The HotPot | By Lisanne
3.5
Someone offers to cook dinner.
You say yes — then spend ten minutes explaining exactly how you want the onions cut.
Someone offers to watch the kids.
You say yes — then leave three pages of notes.
Someone offers to help with work.
You say yes — then redo everything afterward anyway.
In these moments, we say yes with our mouths and no with our behavior. And then we wonder why others don’t get it.
Here’s the thing that I’ve learned over time: controlling how help reaches me is a way of refusing it.

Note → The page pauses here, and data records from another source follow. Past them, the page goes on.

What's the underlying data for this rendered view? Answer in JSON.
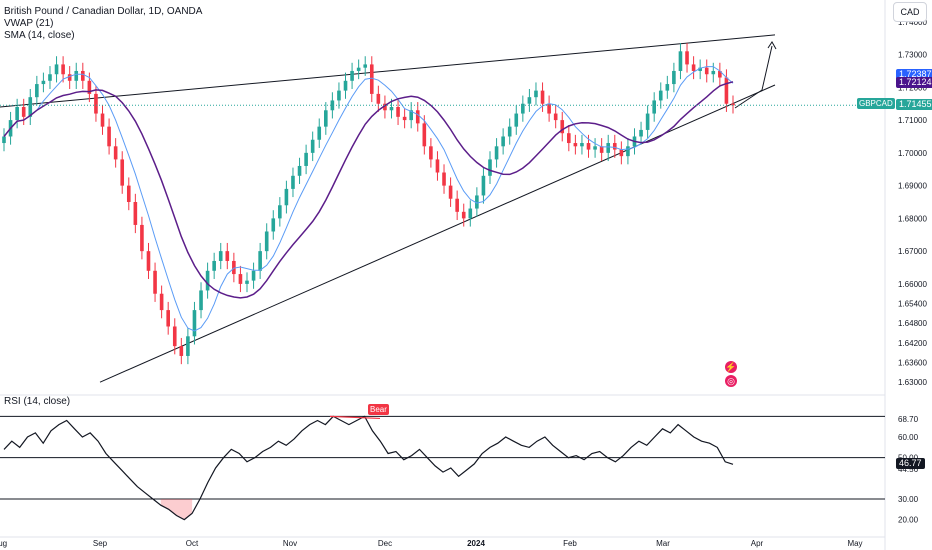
{
  "legend": {
    "title": "British Pound / Canadian Dollar, 1D, OANDA",
    "vwap": "VWAP (21)",
    "sma": "SMA (14, close)",
    "rsi": "RSI (14, close)"
  },
  "currency_button": "CAD",
  "symbol_badge": "GBPCAD",
  "bear_label": "Bear",
  "icons": [
    "lightning-icon",
    "globe-icon"
  ],
  "colors": {
    "up": "#26a69a",
    "down": "#f23645",
    "vwap": "#5b9cf6",
    "sma": "#5c1e8a",
    "trend": "#131722",
    "rsi": "#131722"
  },
  "price_badges": [
    {
      "label": "1.72387",
      "value": 1.72387,
      "color": "#2962ff"
    },
    {
      "label": "1.72124",
      "value": 1.72124,
      "color": "#4a148c"
    },
    {
      "label": "1.71455",
      "value": 1.71455,
      "color": "#26a69a"
    }
  ],
  "rsi_badge": {
    "label": "46.77",
    "value": 46.77,
    "color": "#131722"
  },
  "chart_data": [
    {
      "type": "candlestick",
      "title": "British Pound / Canadian Dollar, 1D, OANDA",
      "y_axis_ticks": [
        "1.74000",
        "1.73000",
        "1.72000",
        "1.71000",
        "1.70000",
        "1.69000",
        "1.68000",
        "1.67000",
        "1.66000",
        "1.65400",
        "1.64800",
        "1.64200",
        "1.63600",
        "1.63000"
      ],
      "x_axis_labels": [
        "Aug",
        "Sep",
        "Oct",
        "Nov",
        "Dec",
        "2024",
        "Feb",
        "Mar",
        "Apr",
        "May"
      ],
      "last_close": 1.71455,
      "close_series": [
        1.705,
        1.71,
        1.714,
        1.711,
        1.717,
        1.721,
        1.722,
        1.724,
        1.727,
        1.724,
        1.722,
        1.725,
        1.722,
        1.718,
        1.712,
        1.708,
        1.702,
        1.698,
        1.69,
        1.685,
        1.678,
        1.67,
        1.664,
        1.657,
        1.652,
        1.647,
        1.641,
        1.638,
        1.644,
        1.652,
        1.658,
        1.664,
        1.667,
        1.67,
        1.667,
        1.663,
        1.66,
        1.661,
        1.664,
        1.67,
        1.676,
        1.68,
        1.684,
        1.689,
        1.693,
        1.696,
        1.7,
        1.704,
        1.708,
        1.713,
        1.716,
        1.719,
        1.722,
        1.725,
        1.726,
        1.727,
        1.718,
        1.715,
        1.713,
        1.714,
        1.711,
        1.71,
        1.713,
        1.709,
        1.702,
        1.698,
        1.694,
        1.69,
        1.686,
        1.682,
        1.68,
        1.683,
        1.687,
        1.693,
        1.698,
        1.702,
        1.705,
        1.708,
        1.712,
        1.715,
        1.717,
        1.719,
        1.715,
        1.712,
        1.71,
        1.706,
        1.703,
        1.702,
        1.703,
        1.701,
        1.702,
        1.7,
        1.703,
        1.701,
        1.699,
        1.702,
        1.705,
        1.707,
        1.712,
        1.716,
        1.719,
        1.721,
        1.725,
        1.731,
        1.727,
        1.725,
        1.726,
        1.724,
        1.725,
        1.723,
        1.715,
        1.7145
      ],
      "sma_14": {
        "name": "SMA (14, close)"
      },
      "vwap_21": {
        "name": "VWAP (21)"
      },
      "trendlines": [
        {
          "from": {
            "x": "Aug",
            "y": 1.714
          },
          "to": {
            "x": "Mar",
            "y": 1.736
          }
        },
        {
          "from": {
            "x": "Aug",
            "y": 1.63
          },
          "to": {
            "x": "Mar",
            "y": 1.714
          }
        }
      ]
    },
    {
      "type": "line",
      "title": "RSI (14, close)",
      "y_axis_ticks": [
        "68.70",
        "60.00",
        "50.00",
        "44.56",
        "30.00",
        "20.00"
      ],
      "levels": [
        70,
        50,
        30
      ],
      "last_value": 46.77,
      "values": [
        54,
        58,
        55,
        60,
        62,
        57,
        63,
        66,
        68,
        64,
        60,
        62,
        58,
        52,
        48,
        44,
        40,
        36,
        33,
        30,
        27,
        25,
        22,
        20,
        23,
        30,
        38,
        45,
        50,
        54,
        52,
        48,
        50,
        53,
        55,
        58,
        56,
        59,
        63,
        66,
        68,
        66,
        70,
        68,
        66,
        68,
        70,
        63,
        58,
        52,
        53,
        49,
        51,
        54,
        50,
        46,
        43,
        45,
        41,
        44,
        47,
        52,
        55,
        57,
        60,
        58,
        56,
        55,
        58,
        60,
        56,
        53,
        50,
        51,
        49,
        52,
        53,
        50,
        48,
        51,
        55,
        58,
        56,
        60,
        64,
        62,
        66,
        63,
        60,
        58,
        57,
        55,
        48,
        46.77
      ],
      "divergence": {
        "label": "Bear"
      }
    }
  ]
}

We’re taught to be self-sufficient. To have standards. To do things right. What we’re rarely taught is that loosening our grip on the outcome is the skill. That letting something land imperfectly is its own kind of practice.
Help rarely arrives in the exact shape we imagined. The onions will be cut wrong. The bedtime routine will be slightly off. The email won’t sound like you. And we have two choices — correct it into oblivion, or just… let it land.

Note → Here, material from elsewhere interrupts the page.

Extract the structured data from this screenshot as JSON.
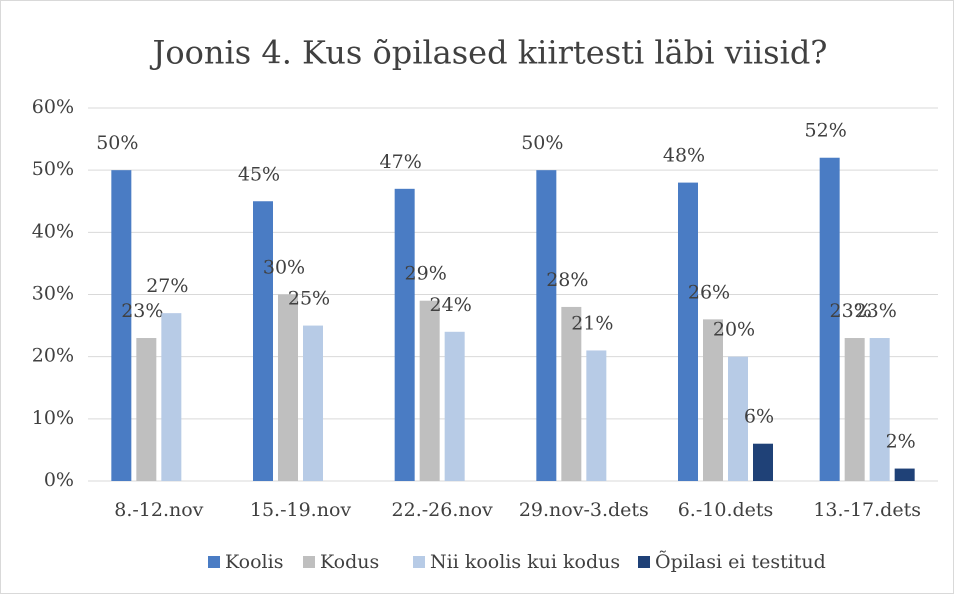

Imperfect help is still help. Someone showing up in their way is still someone showing up.
The onions didn’t need to be perfect after all. We just needed a night off with our friends.
Those are two different problems.
Let people love us in the shape they can. It’s almost always enough — once we stop measuring it against the shape we wished for.
Thank you for reading! The question of today:
Do you find it harder to ask for help — or to actually receive it once it’s there?